Black Moon is Donegal-born Matthew Sweeney’s ninth collection. Its poems are packed with disturbing images – a race of animals to the death, prisoners forced to sign papers they don’t understand, a nation in a sunless future grown so used to suicide-hangings from lampposts that they barely notice the bodies. There is plenty of darkness in this book, as the title suggests.
Even everyday transactions become problematic. When a voice asks, “What size of shoes has he?” down a phone line, met only with a fire siren and shrill whistling, and delivery is then promised, the result is un-ease, the suspicion of death or disappearance, a dialling tone. The long, complex syntax of the poem gives the impression of time passing in constant anxiety.
Many poems are politically charged, many concern people who are trapped, embittered, at a loss. One of the most striking poems is The Snowy Owl, in which the owl swoops down as a firing squad executes a woman. The owl gets stained with the woman’s blood and then seems to glare at the men,
before swooping off, barely missing
the head of one, making them all
turn to watch it glide away, and hear
one more oohoo echo through the sky.
Without a word of explanation, the imagery contains ideas of innocence, wonder, guilt, fear, and possible judgement.
Matthew Sweeney writes in plain language, but with a subtlety of detail that resonates in the reader’s mind. Most of the poems are imaginative and unsettling, not quite taking the path you might expect. The rhythms are so smooth and unobtrusive at times that you almost forget you’re reading a text and instead find yourself transported within the dark world of the verse.
There were a number of poems which I felt didn’t work so well. Sweeney’s plain delivery depends on a fluidity of thought, clever use of syntax, and surprising imagery, for its impact. When these aspects aren’t so much present, the poems can feel insubstantial. The Scream tells of the troubled conscience of a man on a ship, who hears the screams of those he’s killed even over the storm and noise on board, and who throws himself over the side. I heard only the sound of melodrama. The Curry has the narrator arrive in a room filled with tell-tale evidence of a carry-out curry eaten earlier. But how had it got there and how can the narrator get hold of one around the airport? The problem is that I couldn’t care less about either the question or the solution (a pizza “brazen/ with chilli and garlic”).
That said, not many of the poems fall into that category. The bulk is pretty good. They are mainly narrative poems that tell a story and leave whatever resonance they have to do its work without appearing to have overt designs on the reader. Matthew Sweeney is best when reflecting on the disconcerting and mysterious and when creating strong and sometimes humorous images liable to stick in a reader’s mind.
The Snake posted to a woman in a long cardboard tube, “instructed not to bite her”, and then a second urged to do the opposite, isn’t a poem I’ll forget in a hurry.
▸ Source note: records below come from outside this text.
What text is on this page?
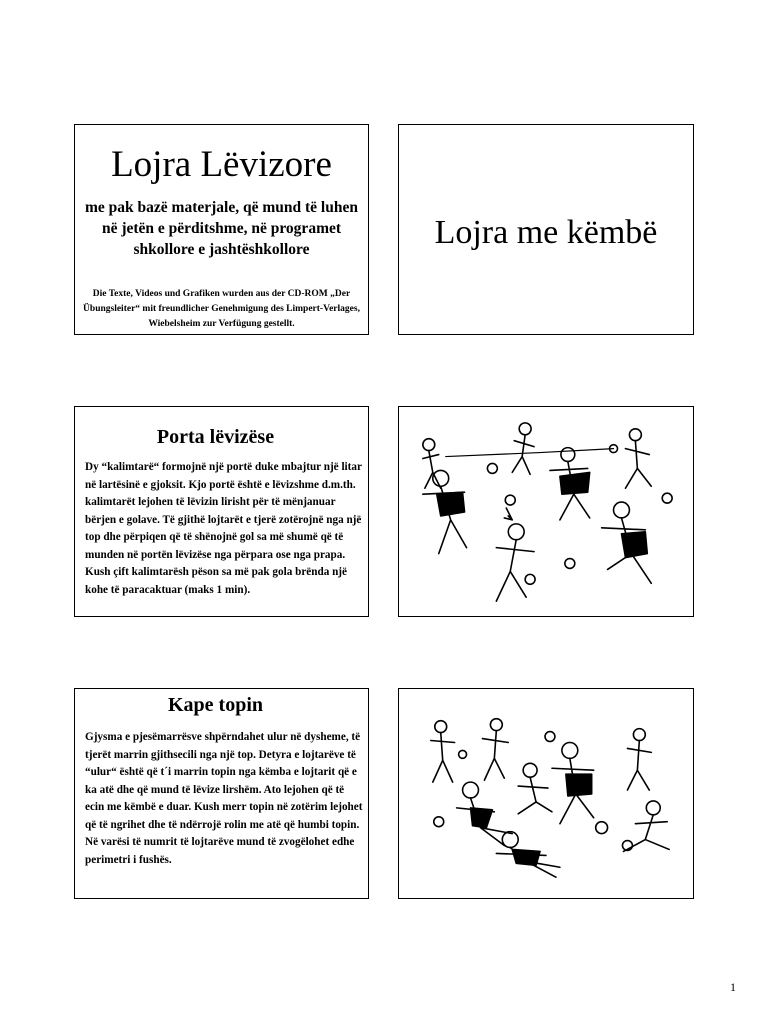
Lojra Lëvizore
me pak bazë materjale, që mund të luhen në jetën e përditshme, në programet shkollore e jashtëshkollore
Die Texte, Videos und Grafiken wurden aus der CD-ROM „Der Übungsleiter“ mit freundlicher Genehmigung des Limpert-Verlages, Wiebelsheim zur Verfügung gestellt.
Lojra me këmbë
Porta lëvizëse
Dy “kalimtarë“ formojnë një portë duke mbajtur një litar në lartësinë e gjoksit. Kjo portë është e lëvizshme d.m.th. kalimtarët lejohen të lëvizin lirisht për të mënjanuar bërjen e golave. Të gjithë lojtarët e tjerë zotërojnë nga një top dhe përpiqen që të shënojnë gol sa më shumë që të munden në portën lëvizëse nga përpara ose nga prapa. Kush çift kalimtarësh pëson sa më pak gola brënda një kohe të paracaktuar (maks 1 min).
Kape topin
Gjysma e pjesëmarrësve shpërndahet ulur në dysheme, të tjerët marrin gjithsecili nga një top. Detyra e lojtarëve të “ulur“ është që t´i marrin topin nga këmba e lojtarit që e ka atë dhe që mund të lëvize lirshëm. Ato lejohen që të ecin me këmbë e duar. Kush merr topin në zotërim lejohet që të ngrihet dhe të ndërrojë rolin me atë që humbi topin. Në varësi të numrit të lojtarëve mund të zvogëlohet edhe perimetri i fushës.
1
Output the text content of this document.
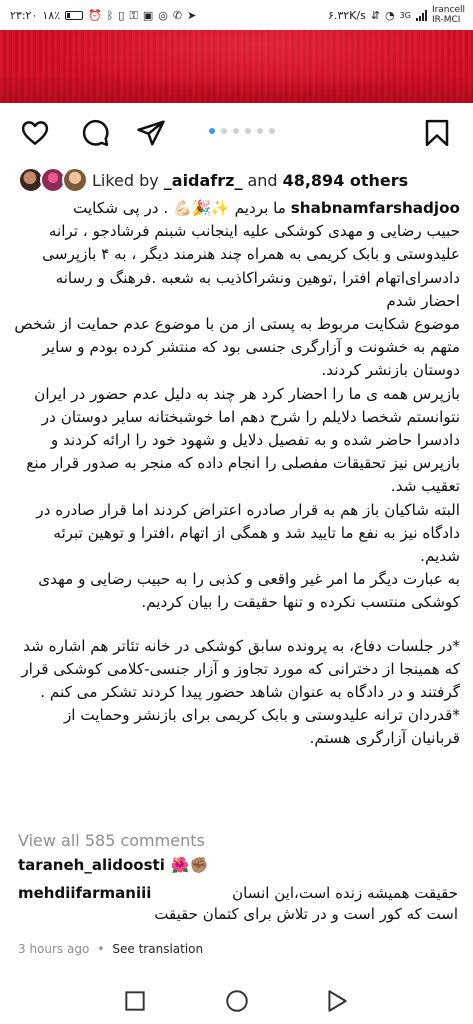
۲۳:۲۰ ۱۸٪	⏰ ᛒ ▯ ⚿ ▣ ◎ ✆ ➤	۶.۳۲K/s ⇵ ◔ 3G Irancell
IR-MCI
Liked by _aidafrz_ and 48,894 others

shabnamfarshadjoo ما بردیم ✨🎉💪🏻 . در پی شکایت

حبیب رضایی و مهدی کوشکی علیه اینجانب شبنم فرشادجو ، ترانه علیدوستی و بابک کریمی به همراه چند هنرمند دیگر ، به ۴ بازپرسی دادسرای‌اتهام افترا ,توهین ونشراکاذیب به شعبه .فرهنگ و رسانه احضار شدم

موضوع شکایت مربوط به پستی از من با موضوع عدم حمایت از شخص متهم به خشونت و آزارگری جنسی بود که منتشر کرده بودم و سایر دوستان بازنشر کردند.

بازپرس همه ی ما را احضار کرد هر چند به دلیل عدم حضور در ایران

نتوانستم شخصا دلایلم را شرح دهم اما خوشبختانه سایر دوستان در دادسرا حاضر شده و به تفصیل دلایل و شهود خود را ارائه کردند و بازپرس نیز تحقیقات مفصلی را انجام داده که منجر به صدور قرار منع تعقیب شد.

البته شاکیان باز هم به قرار صادره اعتراض کردند اما قرار صادره در دادگاه نیز به نفع ما تایید شد و همگی از اتهام ،افترا و توهین تبرئه شدیم.

به عبارت دیگر ما امر غیر واقعی و کذبی را به حبیب رضایی و مهدی کوشکی منتسب نکرده و تنها حقیقت را بیان کردیم.

*در جلسات دفاع، به پرونده سابق کوشکی در خانه تئاتر هم اشاره شد که همینجا از دخترانی که مورد تجاوز و آزار جنسی-کلامی کوشکی قرار گرفتند و در دادگاه به عنوان شاهد حضور پیدا کردند تشکر می کنم .

*قدردان ترانه علیدوستی و بابک کریمی برای بازنشر وحمایت از قربانیان آزارگری هستم.

View all 585 comments
taraneh_alidoosti 🌺✊🏽
mehdiifarmaniii	حقیقت همیشه زنده است،این انسان
است که کور است و در تلاش برای کتمان حقیقت
3 hours ago • See translation
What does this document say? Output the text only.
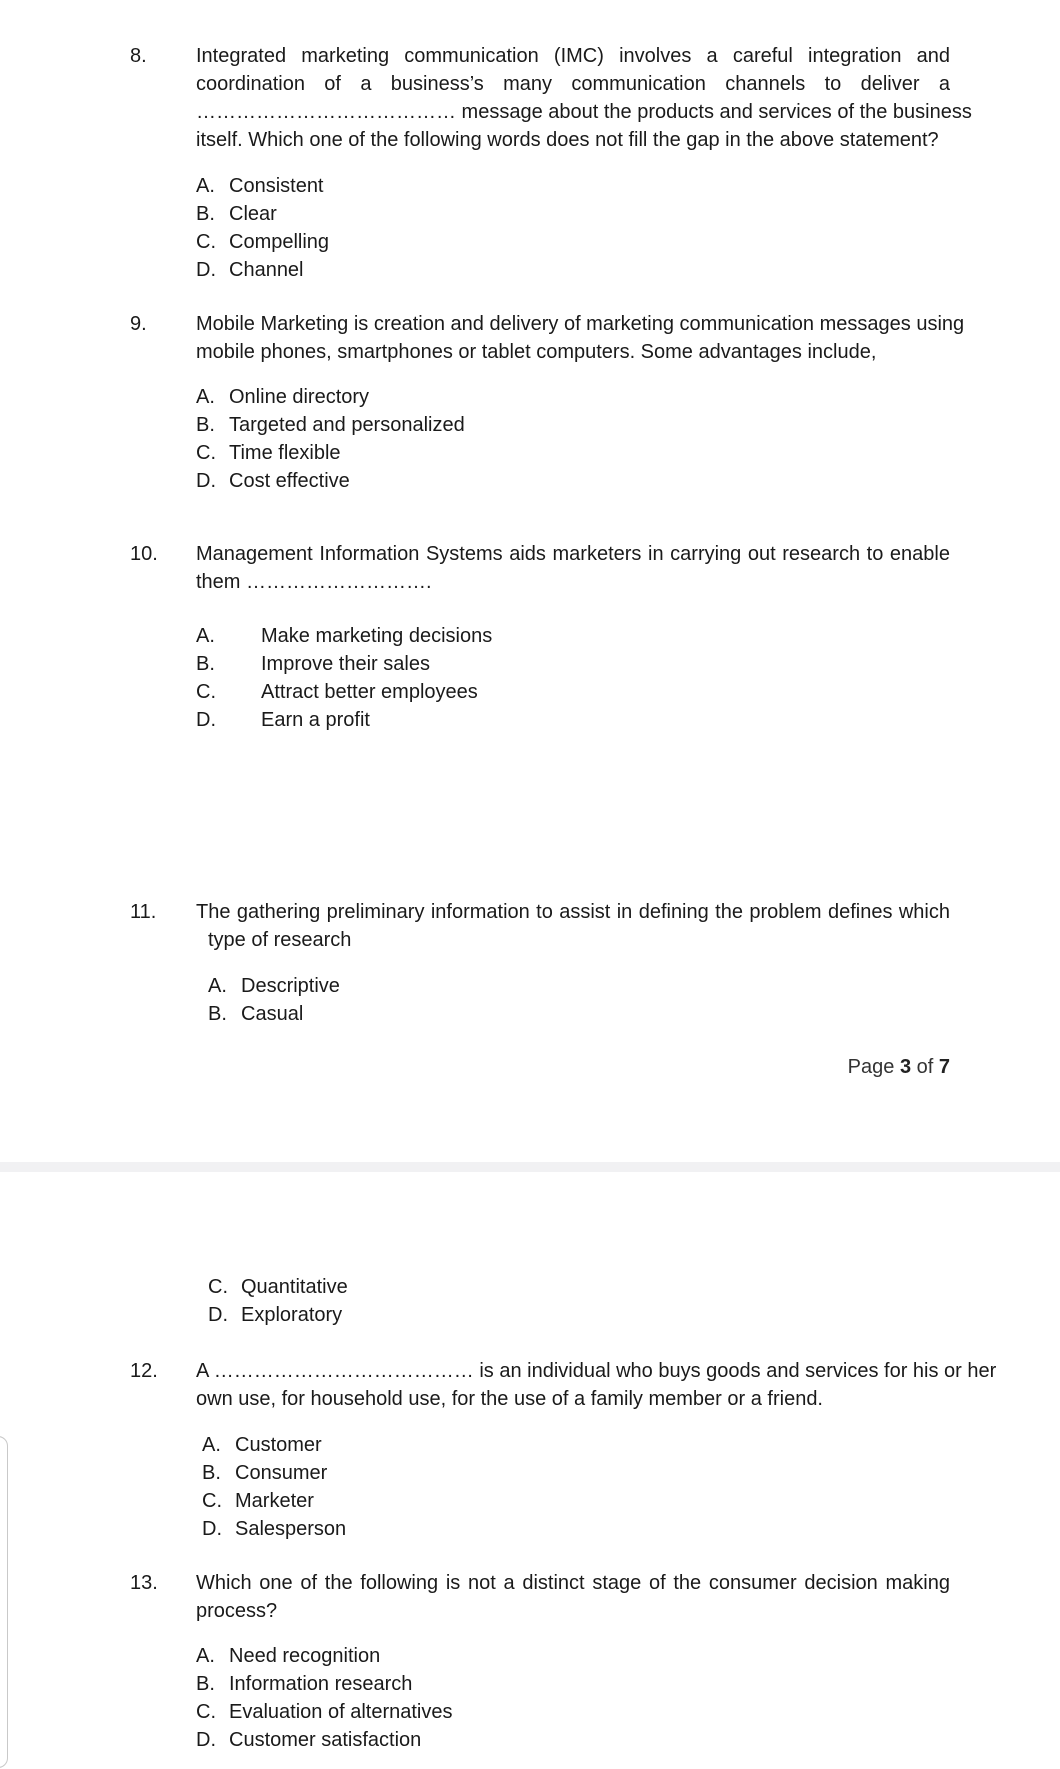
8. Integrated marketing communication (IMC) involves a careful integration and
coordination of a business’s many communication channels to deliver a
………………………………… message about the products and services of the business
itself. Which one of the following words does not fill the gap in the above statement?
A. Consistent
B. Clear
C. Compelling
D. Channel
9. Mobile Marketing is creation and delivery of marketing communication messages using
mobile phones, smartphones or tablet computers. Some advantages include,
A. Online directory
B. Targeted and personalized
C. Time flexible
D. Cost effective
10. Management Information Systems aids marketers in carrying out research to enable
them ……………………….
A. Make marketing decisions
B. Improve their sales
C. Attract better employees
D. Earn a profit
11. The gathering preliminary information to assist in defining the problem defines which
type of research
A. Descriptive
B. Casual
Page 3 of 7
C. Quantitative
D. Exploratory
12. A ………………………………… is an individual who buys goods and services for his or her
own use, for household use, for the use of a family member or a friend.
A. Customer
B. Consumer
C. Marketer
D. Salesperson
13. Which one of the following is not a distinct stage of the consumer decision making
process?
A. Need recognition
B. Information research
C. Evaluation of alternatives
D. Customer satisfaction
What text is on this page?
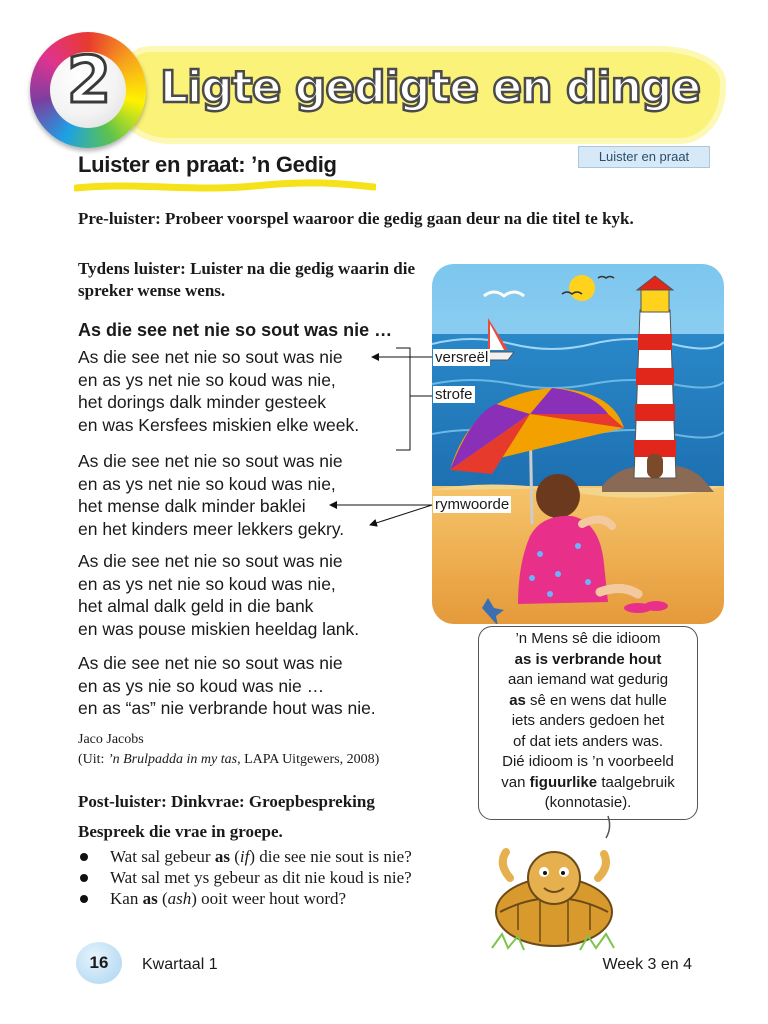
2	Ligte gedigte en dinge
Luister en praat: ’n Gedig	Luister en praat
Pre-luister: Probeer voorspel waaroor die gedig gaan deur na die titel te kyk.
Tydens luister: Luister na die gedig waarin die spreker wense wens.
As die see net nie so sout was nie …
As die see net nie so sout was nie
en as ys net nie so koud was nie,
het dorings dalk minder gesteek
en was Kersfees miskien elke week.
As die see net nie so sout was nie
en as ys net nie so koud was nie,
het mense dalk minder baklei
en het kinders meer lekkers gekry.
As die see net nie so sout was nie
en as ys net nie so koud was nie,
het almal dalk geld in die bank
en was pouse miskien heeldag lank.
As die see net nie so sout was nie
en as ys nie so koud was nie …
en as “as” nie verbrande hout was nie.
versreël
strofe
rymwoorde
Jaco Jacobs
(Uit: ’n Brulpadda in my tas, LAPA Uitgewers, 2008)
Post-luister: Dinkvrae: Groepbespreking
Bespreek die vrae in groepe.
Wat sal gebeur as (if) die see nie sout is nie?
Wat sal met ys gebeur as dit nie koud is nie?
Kan as (ash) ooit weer hout word?
’n Mens sê die idioom
as is verbrande hout
aan iemand wat gedurig
as sê en wens dat hulle
iets anders gedoen het
of dat iets anders was.
Dié idioom is ’n voorbeeld
van figuurlike taalgebruik
(konnotasie).
16	Kwartaal 1	Week 3 en 4
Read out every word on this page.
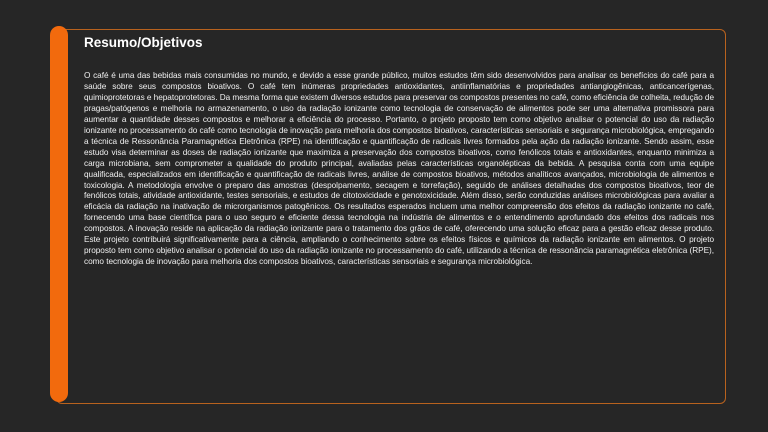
Resumo/Objetivos

O café é uma das bebidas mais consumidas no mundo, e devido a esse grande público, muitos estudos têm sido desenvolvidos para analisar os benefícios do café para a saúde sobre seus compostos bioativos. O café tem inúmeras propriedades antioxidantes, antiinflamatórias e propriedades antiangiogênicas, anticancerígenas, quimioprotetoras e hepatoprotetoras. Da mesma forma que existem diversos estudos para preservar os compostos presentes no café, como eficiência de colheita, redução de pragas/patógenos e melhoria no armazenamento, o uso da radiação ionizante como tecnologia de conservação de alimentos pode ser uma alternativa promissora para aumentar a quantidade desses compostos e melhorar a eficiência do processo. Portanto, o projeto proposto tem como objetivo analisar o potencial do uso da radiação ionizante no processamento do café como tecnologia de inovação para melhoria dos compostos bioativos, características sensoriais e segurança microbiológica, empregando a técnica de Ressonância Paramagnética Eletrônica (RPE) na identificação e quantificação de radicais livres formados pela ação da radiação ionizante. Sendo assim, esse estudo visa determinar as doses de radiação ionizante que maximiza a preservação dos compostos bioativos, como fenólicos totais e antioxidantes, enquanto minimiza a carga microbiana, sem comprometer a qualidade do produto principal, avaliadas pelas características organolépticas da bebida. A pesquisa conta com uma equipe qualificada, especializados em identificação e quantificação de radicais livres, análise de compostos bioativos, métodos analíticos avançados, microbiologia de alimentos e toxicologia. A metodologia envolve o preparo das amostras (despolpamento, secagem e torrefação), seguido de análises detalhadas dos compostos bioativos, teor de fenólicos totais, atividade antioxidante, testes sensoriais, e estudos de citotoxicidade e genotoxicidade. Além disso, serão conduzidas análises microbiológicas para avaliar a eficácia da radiação na inativação de microrganismos patogênicos. Os resultados esperados incluem uma melhor compreensão dos efeitos da radiação ionizante no café, fornecendo uma base científica para o uso seguro e eficiente dessa tecnologia na indústria de alimentos e o entendimento aprofundado dos efeitos dos radicais nos compostos. A inovação reside na aplicação da radiação ionizante para o tratamento dos grãos de café, oferecendo uma solução eficaz para a gestão eficaz desse produto. Este projeto contribuirá significativamente para a ciência, ampliando o conhecimento sobre os efeitos físicos e químicos da radiação ionizante em alimentos. O projeto proposto tem como objetivo analisar o potencial do uso da radiação ionizante no processamento do café, utilizando a técnica de ressonância paramagnética eletrônica (RPE), como tecnologia de inovação para melhoria dos compostos bioativos, características sensoriais e segurança microbiológica.
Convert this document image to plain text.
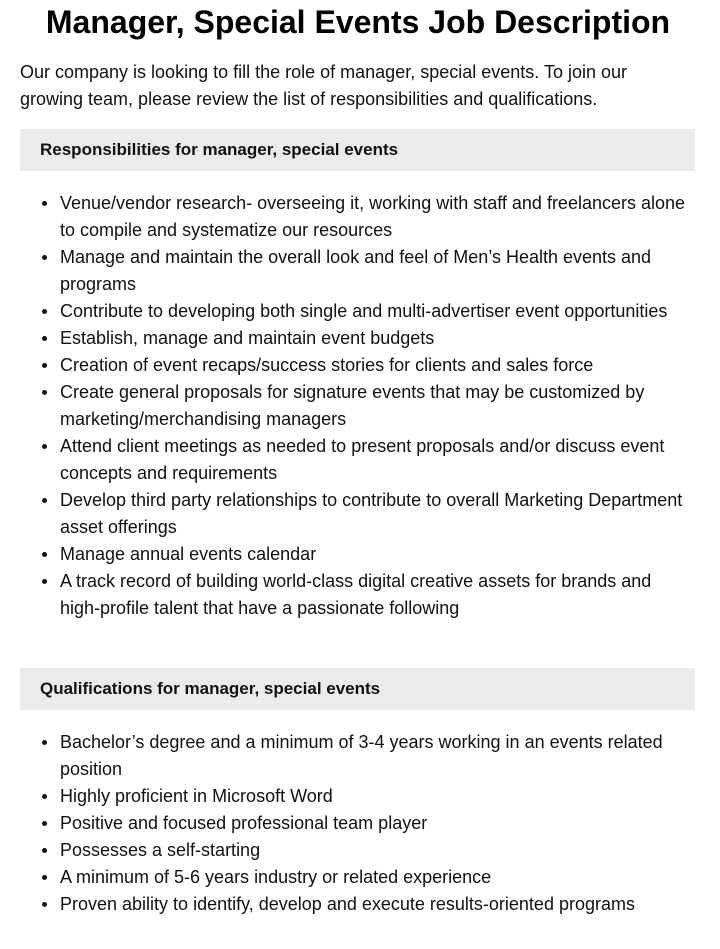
Manager, Special Events Job Description

Our company is looking to fill the role of manager, special events. To join our growing team, please review the list of responsibilities and qualifications.

Responsibilities for manager, special events
Venue/vendor research- overseeing it, working with staff and freelancers alone to compile and systematize our resources
Manage and maintain the overall look and feel of Men’s Health events and programs
Contribute to developing both single and multi-advertiser event opportunities
Establish, manage and maintain event budgets
Creation of event recaps/success stories for clients and sales force
Create general proposals for signature events that may be customized by marketing/merchandising managers
Attend client meetings as needed to present proposals and/or discuss event concepts and requirements
Develop third party relationships to contribute to overall Marketing Department asset offerings
Manage annual events calendar
A track record of building world-class digital creative assets for brands and high-profile talent that have a passionate following
Qualifications for manager, special events
Bachelor’s degree and a minimum of 3-4 years working in an events related position
Highly proficient in Microsoft Word
Positive and focused professional team player
Possesses a self-starting
A minimum of 5-6 years industry or related experience
Proven ability to identify, develop and execute results-oriented programs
In The Fishermen, a man’s failure to catch a fish on his own leads him to stand alongside all the other fishermen, where he learns:
…the stupendous sense
of having multiple rods, all
sticking out in parallel. Today,
for example, I have four, and still
I’ve caught nothing, but the line on one
shook twice…
One of my favourite poems was The Sandal, which concerns a single Italian sandal washed up on a beach. The woman who finds it is Sicilian and rather than believing it useless without its twin, goes through an elaborate ritual, which at first seems like an artwork. After mounting it on black card, she :
glued an anchovy skeleton beneath it,
and above it, a dried scorpion,
sprinkled it with sea water,
said two dialect prayers
before kissing it and finally hurling it at the full moon. The comedy, mingled with parody of folk superstition, is humorous, unpredictable, and poignant.
The image of two drivers fighting over an embassy official’s suitcase at the airport is equally vivid and funny, and could also be seen as a cartoon metaphor of political struggle and ambition, in Ireland and beyond:
He felt like the rope in a tug of war.
He wanted to grab his bag and run
but each of them had it by the handle
and neither was letting go.
Matthew Sweeney’s poems are snapshots of contemporary life, often life at its darkest, lived by people who feel trapped and weighed down. Its strange humour and liveliness give it a light touch, its disconcerting subject-matter an underlying seriousness of purpose. It’s a good read.
3 comments:
I read it some time ago when it first came out, and have to say I was quite disappointed -- I'd probably heard too much hype surrounding it to approach it neutrally/without expectation. Much of it felt like a gaggle of ragnarok/apocalypse/end of the world images/allusions thrown together without much real delving. I suppose in its way, that's refreshing. The Snake was probably one of my favourites of the bunch.
I missed the hype.
I reckon the book refuses to delve deeper than it thinks it can. But some of the poems are more multi-layered that they at first seem.
Hearing him read them himself adds an extra layer too. My favourite is Black Moon itself - the dry, wry humour running through it is almost chuckle raising.